Scott Alexander was lord of the groundballs

The way to build a modern bullpen this year is getting lucky and stumbling across a few really good, really cheap relievers. Joe Nathan and Wade Davis were failed mediocre starters. Greg Holland was a tenth-round pick. Sean Doolittle and Kenley Jansen were position players. Scott Alexander was a 27-year old who had pitched 21 games in the big leagues before this year. He became the Royals’ best reliever and the best groundball pitcher in baseball.

Armed with a sinker he threw 92% of the time last year, Alexander had the best groundball rate in the last five seasons of anyone not named Zach Britton or Brad Ziegler. It is the similarity to Britton - another lefty and one of the best closers in the game - that gives Royals fans hope that he could be the next dominant reliever out of the Royals bullpen.

Danny Duffy gets it

This year saw the Royals and Danny Duffy committing to a five-year contract, and he rewarded the club with perhaps his best season yet as a pro. Perhaps as importantly, this year also saw the return of Duffy to social media after a hiatus. Duffy, who you can follow at @duff41, said he wanted to return to Twitter to “be an advocate for Kansas City.”

Twitter can generally be an awful place, but Duffy turned it into a force for good, raising awareness for special causes like Noah’s Bandage Project, and interacting with fans in his general goofy, honest manner. That upfront honesty endeared him to fans, even through tumultuous times such as the public shame of being arrested for a DUI in August. More recently, Duffy has made it clear that despite trade rumors, he does not want to leave Kansas City. For years, Kansas City fans have longed for a star that was funny and accessible and loved their city as much as they did. They have that in Danny Duffy.

The Royals community supported each other after the death of Yordano Ventura

It is easy to fall into the trap of thinking baseball players are just numbers on a stat line, or immortal superheroes on our television. The entire Royals community got a rude awakening to that fiction in January, when young pitcher Yordano Ventura died tragically in a car collision in his native Dominican Republic.

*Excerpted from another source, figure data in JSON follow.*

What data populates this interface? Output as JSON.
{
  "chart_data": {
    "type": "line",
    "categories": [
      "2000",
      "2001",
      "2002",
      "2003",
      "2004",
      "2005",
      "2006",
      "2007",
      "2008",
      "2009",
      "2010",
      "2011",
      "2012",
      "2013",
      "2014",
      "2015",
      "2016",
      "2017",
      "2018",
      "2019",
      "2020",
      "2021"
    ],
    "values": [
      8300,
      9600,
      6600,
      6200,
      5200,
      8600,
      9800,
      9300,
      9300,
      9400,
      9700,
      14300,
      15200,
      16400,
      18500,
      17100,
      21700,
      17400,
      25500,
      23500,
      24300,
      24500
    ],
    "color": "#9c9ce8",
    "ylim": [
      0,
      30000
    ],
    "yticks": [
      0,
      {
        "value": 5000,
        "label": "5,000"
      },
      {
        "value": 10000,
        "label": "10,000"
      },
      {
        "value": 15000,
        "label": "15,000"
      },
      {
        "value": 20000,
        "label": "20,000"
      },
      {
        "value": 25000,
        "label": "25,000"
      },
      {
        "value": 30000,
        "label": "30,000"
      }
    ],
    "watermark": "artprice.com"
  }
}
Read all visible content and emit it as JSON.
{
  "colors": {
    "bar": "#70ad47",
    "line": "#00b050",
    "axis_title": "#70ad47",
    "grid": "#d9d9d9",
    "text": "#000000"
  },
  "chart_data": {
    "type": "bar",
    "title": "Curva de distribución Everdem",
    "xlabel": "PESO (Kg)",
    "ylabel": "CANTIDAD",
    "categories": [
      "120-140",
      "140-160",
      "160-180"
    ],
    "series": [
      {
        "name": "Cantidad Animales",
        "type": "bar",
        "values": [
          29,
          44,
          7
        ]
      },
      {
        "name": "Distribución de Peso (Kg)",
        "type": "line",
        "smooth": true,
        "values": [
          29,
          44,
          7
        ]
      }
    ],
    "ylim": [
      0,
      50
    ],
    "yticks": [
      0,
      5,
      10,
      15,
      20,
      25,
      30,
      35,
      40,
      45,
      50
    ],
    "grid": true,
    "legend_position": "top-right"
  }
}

The death, of course, was the absolute worst thing that happened to the Royals this year. But out of tragedy, good things can transpire. In this case, it was the coming together of Royals fans, players, and the entire community to grieve, support, and remember a life taken too soon. The scene of Royals fans offering condolences to players at Kauffman Stadium in the hours following the tragic news showed how the Royals had become more than a baseball team, more than just nine guys playing a kid’s game on a grass field. The Royals and their fans had become a family.

Royals fans got to say goodbye to their stars

Everyone in Kansas City knew the day would come when Eric Hosmer, Mike Moustakas, Lorenzo Cain, and Alcides Escobar would all hit free agency together. Perhaps they did not get a Hollywood ending - that would have been Eric Hosmer hitting a walk-off home run in Game Seven of the World Series against the Cardinals that landed in a pickup truck on I-70, and traveled all the way to St. Louis only to explode near an empty Imo’s Pizza so that they could never produce any more “St. Louis-style” pizza ever again.

Instead, Royals fans got about the most fitting goodbye you could hope for, with Ned Yost pulling his stars out mid-game of what was an emotional last day of the season. Perhaps Hosmer or even Moustakas will return next year, but if that was goodbye, Royals fans got to thank their favorites for what was perhaps the most amazing run of baseball in franchise history.